Il connubio pensioni e giovani è tabù come lavoro e futuro. Gran parte dei giovani (da 20 anni in su) vede un futuro incerto, svolge un lavoro precario o discontinuo.

Secondo quanto riporta La Stampa, i giovani italiani detengono il primato (53%) del pessimismo riguardo al futuro. Per loro, come per i ragazzi francesi e turchi, il mondo è un posto che va peggiorando.

Mediamente, per un ragazzo è già difficile trovare un impiego: figuriamoci mantenere il lavoro o sperare nella pensione.

L’Italia è il terzo peggior Paese europeo per disoccupazione giovanile.

A complicare la situazione intervengono fattori come la forte scolarizzazione che porta ad aumentare gli anni di studio e, di conseguenza, ad entrare più tardi nel mondo del lavoro rispetto alle generazioni precedenti. Il diploma oggi non basta più per trovare un lavoro ben retribuito o trovare lavoro in genere, bisogna conseguire la laurea.

Pensioni, lavoro e giovani: situazione del lavoro giovanile in Italia

Secondo i dati Istat, il 37% dei giovani italiani intervistati ha un lavoro stabile, mentre il 24% è disoccupato. Soltanto il 12% possiede una casa di proprietà.

Un lavoro stabile, mediamente, arriva dopo i 35 anni, il 55% dei giovani ha lavorato in nero almeno una volta nella vita, il 37,5% ha accettato una retribuzione inferiore pur di lavorare. Non sono pochi i ragazzi che devono pagare per lavorare, senza contare gli stage (retribuiti o meno) o il problema dell’apprendistato.

Trovare lavoro diventa sempre più difficile, il tasso di disoccupazione cresce.

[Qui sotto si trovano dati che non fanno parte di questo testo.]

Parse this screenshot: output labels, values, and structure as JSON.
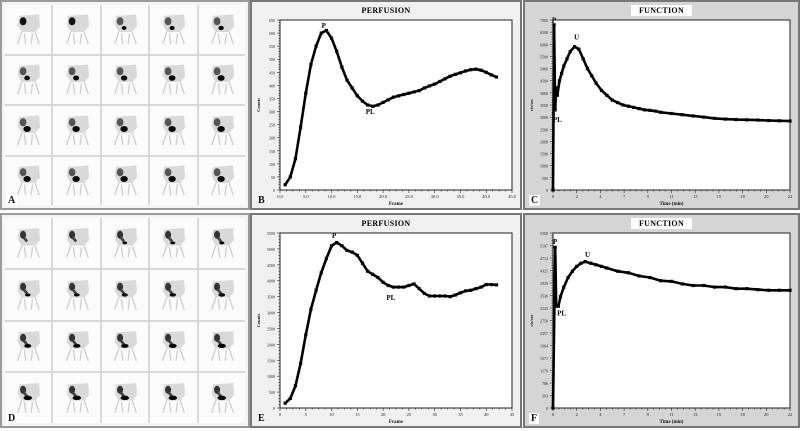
{
  "figure": {
    "panels": {
      "A": {
        "letter": "A",
        "type": "scintigraphy-frames",
        "rows": 4,
        "cols": 5
      },
      "B": {
        "letter": "B",
        "title": "PERFUSION"
      },
      "C": {
        "letter": "C",
        "title": "FUNCTION"
      },
      "D": {
        "letter": "D",
        "type": "scintigraphy-frames",
        "rows": 4,
        "cols": 5
      },
      "E": {
        "letter": "E",
        "title": "PERFUSION"
      },
      "F": {
        "letter": "F",
        "title": "FUNCTION"
      }
    }
  },
  "chart_data": [
    {
      "panel": "B",
      "type": "line",
      "title": "PERFUSION",
      "xlabel": "Frame",
      "ylabel": "Counts",
      "xlim": [
        0,
        45
      ],
      "ylim": [
        0,
        650
      ],
      "xticks": [
        "0.0",
        "5.0",
        "10.0",
        "15.0",
        "20.0",
        "25.0",
        "30.0",
        "35.0",
        "40.0",
        "45.0"
      ],
      "yticks": [
        0,
        50,
        100,
        150,
        200,
        250,
        300,
        350,
        400,
        450,
        500,
        550,
        600,
        650
      ],
      "annotations": [
        {
          "text": "P",
          "x": 8.5,
          "y": 620
        },
        {
          "text": "PL",
          "x": 17.5,
          "y": 290
        }
      ],
      "x": [
        1,
        2,
        3,
        4,
        5,
        6,
        7,
        8,
        9,
        10,
        11,
        12,
        13,
        14,
        15,
        16,
        17,
        18,
        19,
        20,
        21,
        22,
        23,
        24,
        25,
        26,
        27,
        28,
        29,
        30,
        31,
        32,
        33,
        34,
        35,
        36,
        37,
        38,
        39,
        40,
        41,
        42
      ],
      "values": [
        20,
        50,
        120,
        240,
        370,
        480,
        550,
        600,
        610,
        580,
        530,
        470,
        420,
        390,
        360,
        340,
        325,
        320,
        325,
        335,
        345,
        355,
        360,
        365,
        370,
        375,
        380,
        390,
        398,
        405,
        415,
        425,
        435,
        442,
        448,
        455,
        460,
        462,
        458,
        450,
        440,
        432
      ]
    },
    {
      "panel": "C",
      "type": "line",
      "title": "FUNCTION",
      "xlabel": "Time (min)",
      "ylabel": "cts/sec",
      "xlim": [
        0,
        22
      ],
      "ylim": [
        0,
        7000
      ],
      "xticks": [
        "0",
        "2",
        "4",
        "7",
        "9",
        "11",
        "13",
        "15",
        "18",
        "20",
        "22"
      ],
      "annotations": [
        {
          "text": "P",
          "x": 0.1,
          "y": 6900
        },
        {
          "text": "U",
          "x": 2.2,
          "y": 6200
        },
        {
          "text": "PL",
          "x": 0.4,
          "y": 2800
        }
      ],
      "x": [
        0,
        0.1,
        0.2,
        0.3,
        0.4,
        0.6,
        0.8,
        1.0,
        1.3,
        1.6,
        2.0,
        2.4,
        2.8,
        3.2,
        3.6,
        4.0,
        4.5,
        5.0,
        5.5,
        6.0,
        6.5,
        7.0,
        7.5,
        8.0,
        8.5,
        9.0,
        9.5,
        10,
        11,
        12,
        13,
        14,
        15,
        16,
        17,
        18,
        19,
        20,
        21,
        22
      ],
      "values": [
        0,
        6800,
        3300,
        4200,
        3900,
        4500,
        4800,
        5100,
        5400,
        5700,
        5900,
        5800,
        5400,
        5000,
        4700,
        4400,
        4100,
        3900,
        3700,
        3600,
        3500,
        3450,
        3400,
        3350,
        3300,
        3280,
        3250,
        3200,
        3150,
        3100,
        3050,
        3000,
        2950,
        2920,
        2900,
        2890,
        2880,
        2860,
        2850,
        2840
      ]
    },
    {
      "panel": "E",
      "type": "line",
      "title": "PERFUSION",
      "xlabel": "Frame",
      "ylabel": "Counts",
      "xlim": [
        0,
        45
      ],
      "ylim": [
        0,
        5500
      ],
      "xticks": [
        "0",
        "5",
        "10",
        "15",
        "20",
        "25",
        "30",
        "35",
        "40",
        "45"
      ],
      "yticks": [
        0,
        500,
        1000,
        1500,
        2000,
        2500,
        3000,
        3500,
        4000,
        4500,
        5000,
        5500
      ],
      "annotations": [
        {
          "text": "P",
          "x": 10.5,
          "y": 5350
        },
        {
          "text": "PL",
          "x": 21.5,
          "y": 3400
        }
      ],
      "x": [
        1,
        2,
        3,
        4,
        5,
        6,
        7,
        8,
        9,
        10,
        11,
        12,
        13,
        14,
        15,
        16,
        17,
        18,
        19,
        20,
        21,
        22,
        23,
        24,
        25,
        26,
        27,
        28,
        29,
        30,
        31,
        32,
        33,
        34,
        35,
        36,
        37,
        38,
        39,
        40,
        41,
        42
      ],
      "values": [
        150,
        300,
        700,
        1400,
        2300,
        3100,
        3700,
        4250,
        4700,
        5100,
        5200,
        5100,
        4950,
        4900,
        4800,
        4550,
        4300,
        4200,
        4100,
        3950,
        3850,
        3800,
        3800,
        3800,
        3850,
        3900,
        3750,
        3600,
        3520,
        3520,
        3520,
        3520,
        3500,
        3550,
        3620,
        3680,
        3700,
        3750,
        3800,
        3880,
        3880,
        3870
      ]
    },
    {
      "panel": "F",
      "type": "line",
      "title": "FUNCTION",
      "xlabel": "Time (min)",
      "ylabel": "cts/sec",
      "xlim": [
        0,
        22
      ],
      "ylim": [
        0,
        5500
      ],
      "xticks": [
        "0",
        "2",
        "4",
        "7",
        "9",
        "11",
        "13",
        "15",
        "18",
        "20",
        "22"
      ],
      "annotations": [
        {
          "text": "P",
          "x": 0.2,
          "y": 5150
        },
        {
          "text": "U",
          "x": 3.2,
          "y": 4750
        },
        {
          "text": "PL",
          "x": 0.8,
          "y": 2900
        }
      ],
      "x": [
        0,
        0.2,
        0.3,
        0.5,
        0.7,
        1.0,
        1.4,
        1.8,
        2.2,
        2.6,
        3.0,
        3.5,
        4.0,
        4.5,
        5,
        6,
        7,
        8,
        9,
        10,
        11,
        12,
        13,
        14,
        15,
        16,
        17,
        18,
        19,
        20,
        21,
        22
      ],
      "values": [
        0,
        5050,
        3200,
        3200,
        3500,
        3800,
        4100,
        4300,
        4450,
        4550,
        4600,
        4550,
        4500,
        4450,
        4400,
        4300,
        4250,
        4150,
        4100,
        4000,
        3980,
        3900,
        3850,
        3850,
        3800,
        3800,
        3750,
        3750,
        3720,
        3700,
        3700,
        3700
      ]
    }
  ]
}
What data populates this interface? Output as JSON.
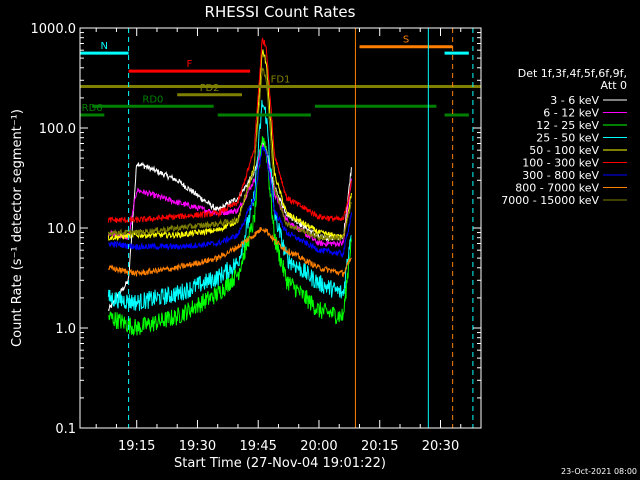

La mancanza di lavoro o il lavoro precario porterà a due conseguenze significative: da una parte, poche pensioni per i giovani di oggi, dall’altra pochi futuri lavoratori (considerando il crollo delle nascite) che pagheranno per i futuri pensionati.

Le donne che percepiscono una pensione sono la metà degli uomini perché il tasso di occupazione femminile nel nostro Paese è molto inferiore. In più, le donne devono ancora sopportare una differenza di salario (inferiore rispetto agli uomini), le loro carriere sono discontinue e durano meno.

Pensioni e giovani: ipotesi di soluzioni

Orizzonti politici, di recente, ha parlato bene del cosiddetto “Lump of labour Theory”, una teoria stilata da certi economisti inglesi nell’Ottocento. Si basa sull’ipotesi di un’offerta di lavoro fissa da distribuire sull’intera popolazione attiva. L’idea è quella di spalmare le ore di una giornata di lavoro su più lavoratori per impiegare più persone riducendo la giornata lavorativa. Darebbe sicuramente più spazio ai giovani rendendo l’offerta di lavoro più stabile. Peccato che si tratti di un’utopia: non considera le diverse competenze, esperienze e capacità dei lavoratori che non sono tutti uguali.

Un’ipotesi simile alla teoria inglese è la ‘staffetta generazionale‘ proposta dal ministro Giovannini nel 2013: prevede l’entrata nel mondo del lavoro tramite incentivi fiscali e meno burocrazia nelle assunzioni.

L’esperimento del prepensionamento di Quota 100, come ha spiegato Bankitalia, non ha portato ad effetti incoraggianti: sostituire i vecchi lavoratori con dei nuovi non ha fatto aumentare i posti di lavoro.

Una soluzione concreta, ad oggi, non è stata ancora trovata.